Recuerdos de aquellos viajes
Hundido en el enorme sofá, esperaba con impaciencia a mi abuela, caminaba de allí para allá, haciendo ademanes con las manos, y cada vez que veía que salía y entraba de una habitación, sostenía algo diferente entre las manos. Todas las mañanas esperaba a que estuviera lista para por fin salir de camino a la escuela. Y al fin, mi rostro se iluminaba cuando escuchaba el tintineo de las llaves, indicando que íbamos a salir ya.

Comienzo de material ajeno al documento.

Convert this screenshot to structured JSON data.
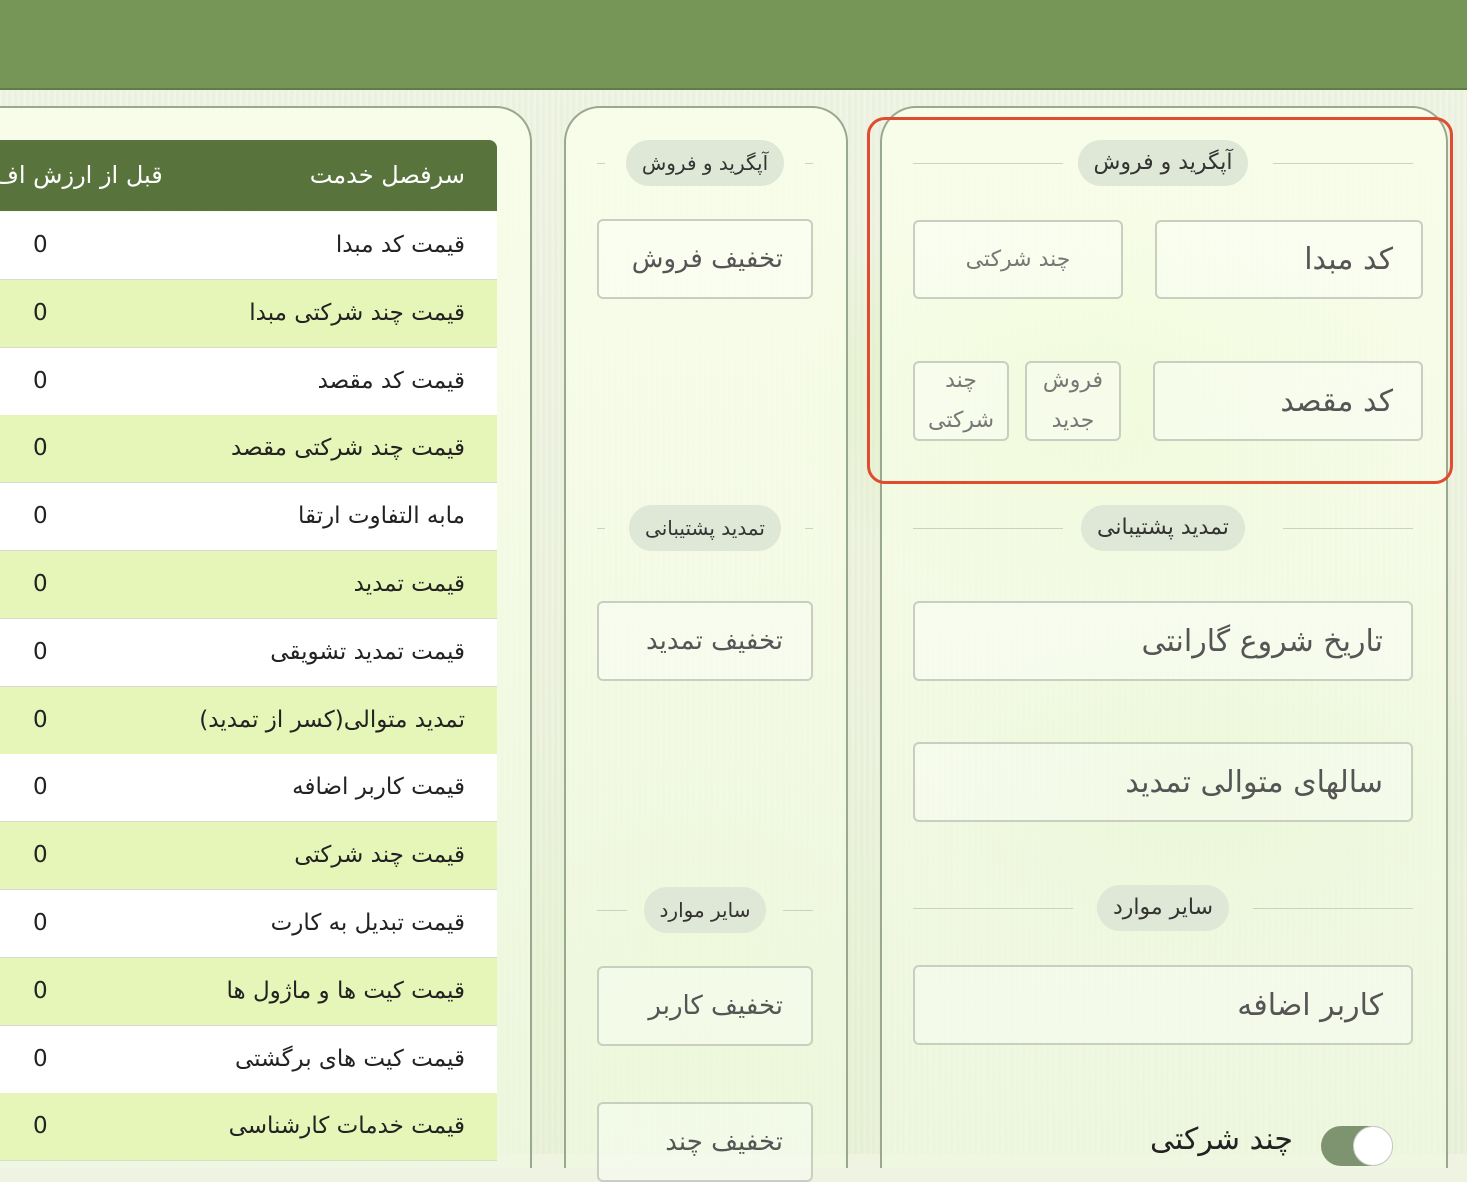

Recuerdo el tacto calloso pero cálido de la mano de mi abuela. A pocas calles de casa, podía ver a lo lejos, en un cartel tan alto que me parecía que tocaba las nubes, el de la estación de metro. Aun sosteniendo la mano de mi abuela, bajaba los escalones en pequeños saltos, mientras recitaba los números con una sonrisa, como queriendo demostrarle a ella que sabía contar hasta el infinito. Justo llegando al último peldaño ella soltaba mi mano, oportunidad que aprovechaba para corretear hasta las puertas, aquellas que en mi mente se abrían con magia, pues siempre estaban cerradas, pero cuando yo estaba enfrente de ellas, me daban la bienvenida, dejándome pasar, abriéndose y saludando con un pitido divertido. En mi mente tenía la teoría que era porque me reconocían.

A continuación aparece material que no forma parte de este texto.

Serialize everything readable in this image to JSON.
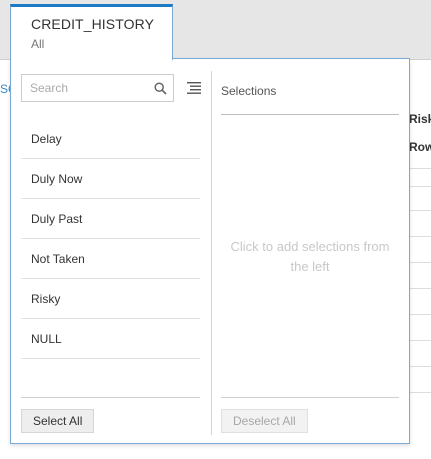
{
  "tab": {
    "title": "CREDIT_HISTORY",
    "subtitle": "All"
  },
  "background": {
    "left_fragment": "SC",
    "col_header_1": "Risk",
    "col_header_2": "Row"
  },
  "search": {
    "placeholder": "Search",
    "value": "",
    "icon": "search-icon"
  },
  "list_menu_icon": "list-menu-icon",
  "items": [
    {
      "label": "Delay"
    },
    {
      "label": "Duly Now"
    },
    {
      "label": "Duly Past"
    },
    {
      "label": "Not Taken"
    },
    {
      "label": "Risky"
    },
    {
      "label": "NULL"
    }
  ],
  "selections": {
    "title": "Selections",
    "empty_text": "Click to add selections from the left"
  },
  "buttons": {
    "select_all": "Select All",
    "deselect_all": "Deselect All"
  },
  "colors": {
    "accent": "#1f7ac4",
    "border": "#7aa9d6"
  }
}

Cuando llegábamos al andén, caminábamos hasta el otro extremo, y con mi mano siempre agarrada a la de ella, echaba un vistazo a las vías. Era una sensación extraña, una mezcla entre vértigo y emoción. Con mi baja estatura sentía que aquella profundidad me consumiría, pero no podía apartar la mirada. Pasaba lo mismo con el túnel, aquella oscuridad me intrigaba, sentía cómo mi terror por la oscuridad se veía opacado por la emoción de ver cómo el metro surgía de allí como un rayo de luz ultrarápido. Nunca me tomaba por sorpresa, pues metálicos ruidos anunciaban su llegada. Amaba la sensación de pasar por las puertas después de ver la mano de mi abuela oprimir aquel botón, brillante, que tanto me cautivaba, dejándome deseoso de algún día ser tan alto como para alcanzarlo. Era curiosa la dualidad entre las estaciones del año, en verano, el alivio inmediato del aire acondicionado, en invierno, el deseo de sentarme sobre las piernas de mi abuela para sentir su calidez. En los días en los que más energía desbordaba, intentaba entre risas mantener el equilibrio mientras el metro avanzaba a gran velocidad; disfrutaba de la sensación de aventura.

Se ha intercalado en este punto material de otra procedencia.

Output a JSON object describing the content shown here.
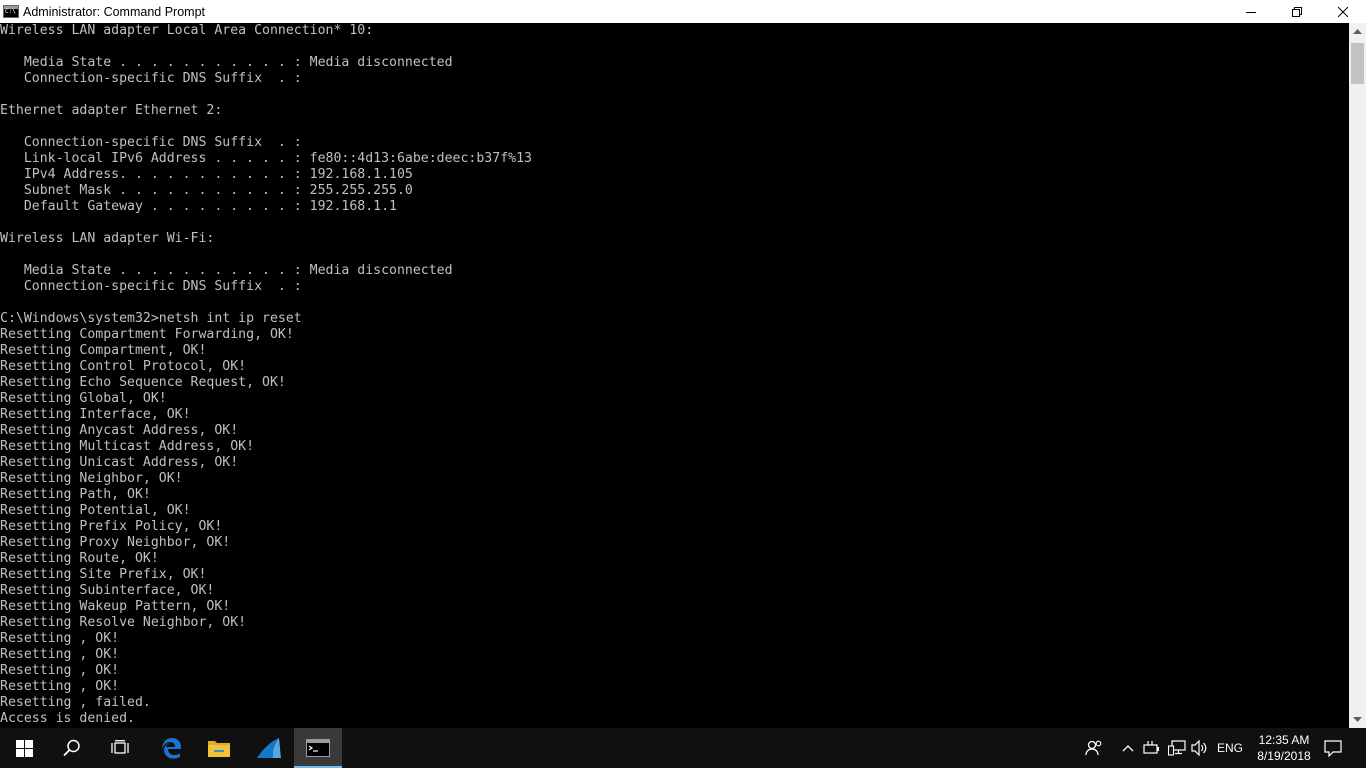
{
  "window": {
    "title": "Administrator: Command Prompt"
  },
  "console": {
    "lines": [
      "Wireless LAN adapter Local Area Connection* 10:",
      "",
      "   Media State . . . . . . . . . . . : Media disconnected",
      "   Connection-specific DNS Suffix  . :",
      "",
      "Ethernet adapter Ethernet 2:",
      "",
      "   Connection-specific DNS Suffix  . :",
      "   Link-local IPv6 Address . . . . . : fe80::4d13:6abe:deec:b37f%13",
      "   IPv4 Address. . . . . . . . . . . : 192.168.1.105",
      "   Subnet Mask . . . . . . . . . . . : 255.255.255.0",
      "   Default Gateway . . . . . . . . . : 192.168.1.1",
      "",
      "Wireless LAN adapter Wi-Fi:",
      "",
      "   Media State . . . . . . . . . . . : Media disconnected",
      "   Connection-specific DNS Suffix  . :",
      "",
      "C:\\Windows\\system32>netsh int ip reset",
      "Resetting Compartment Forwarding, OK!",
      "Resetting Compartment, OK!",
      "Resetting Control Protocol, OK!",
      "Resetting Echo Sequence Request, OK!",
      "Resetting Global, OK!",
      "Resetting Interface, OK!",
      "Resetting Anycast Address, OK!",
      "Resetting Multicast Address, OK!",
      "Resetting Unicast Address, OK!",
      "Resetting Neighbor, OK!",
      "Resetting Path, OK!",
      "Resetting Potential, OK!",
      "Resetting Prefix Policy, OK!",
      "Resetting Proxy Neighbor, OK!",
      "Resetting Route, OK!",
      "Resetting Site Prefix, OK!",
      "Resetting Subinterface, OK!",
      "Resetting Wakeup Pattern, OK!",
      "Resetting Resolve Neighbor, OK!",
      "Resetting , OK!",
      "Resetting , OK!",
      "Resetting , OK!",
      "Resetting , OK!",
      "Resetting , failed.",
      "Access is denied."
    ]
  },
  "taskbar": {
    "icons": [
      "windows-start-icon",
      "search-icon",
      "task-view-icon",
      "edge-icon",
      "file-explorer-icon",
      "wireshark-icon",
      "command-prompt-icon"
    ],
    "tray": {
      "language": "ENG",
      "time": "12:35 AM",
      "date": "8/19/2018"
    }
  },
  "colors": {
    "console_bg": "#000000",
    "console_text": "#c0c0c0",
    "taskbar_bg": "#101010",
    "edge_blue": "#1e73d2",
    "explorer_yellow": "#f2c23a",
    "active_accent": "#76b9ed"
  }
}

Pero la realidad es que, en la mayoría de las ocasiones, prefería sentarme junto a mi abuela, ilusionado de escuchar historias que ella misma había vivido en el metro, de aquella Barcelona de cuando era niña. Yo me sorprendía... ¿Cómo era posible que el metro fuera tan antiguo? ¿Tanto como para acompañar también a mi abuela en sus viajes a la escuela, igual que a mí? Me contaba lo diferentes que eran las estaciones, los andenes, los carteles, e incluso los propios metros. Recuerdo que me contó cómo era algo muy nuevo para ella, incluso que al principio le daba miedo. ¡Creía que el metro se la iba a comer, como una serpiente! Para mí, el metro reflejaba la sensación de una persona confiable, amable, como el de un abuelo, dulce, pero determinado y audaz. Tal vez aquella personificación que mi mente creó fue la que provocó aquel gran cariño que terminé teniéndole a este medio de transporte.
Incluso al día de hoy, aún lo sigo tomando diariamente para ir a la universidad, extrañando aquellos viajes, en compañía de mi abuela y el metro. Y al igual que cuando era pequeño, siempre terminaba llegando a tiempo a mis clases.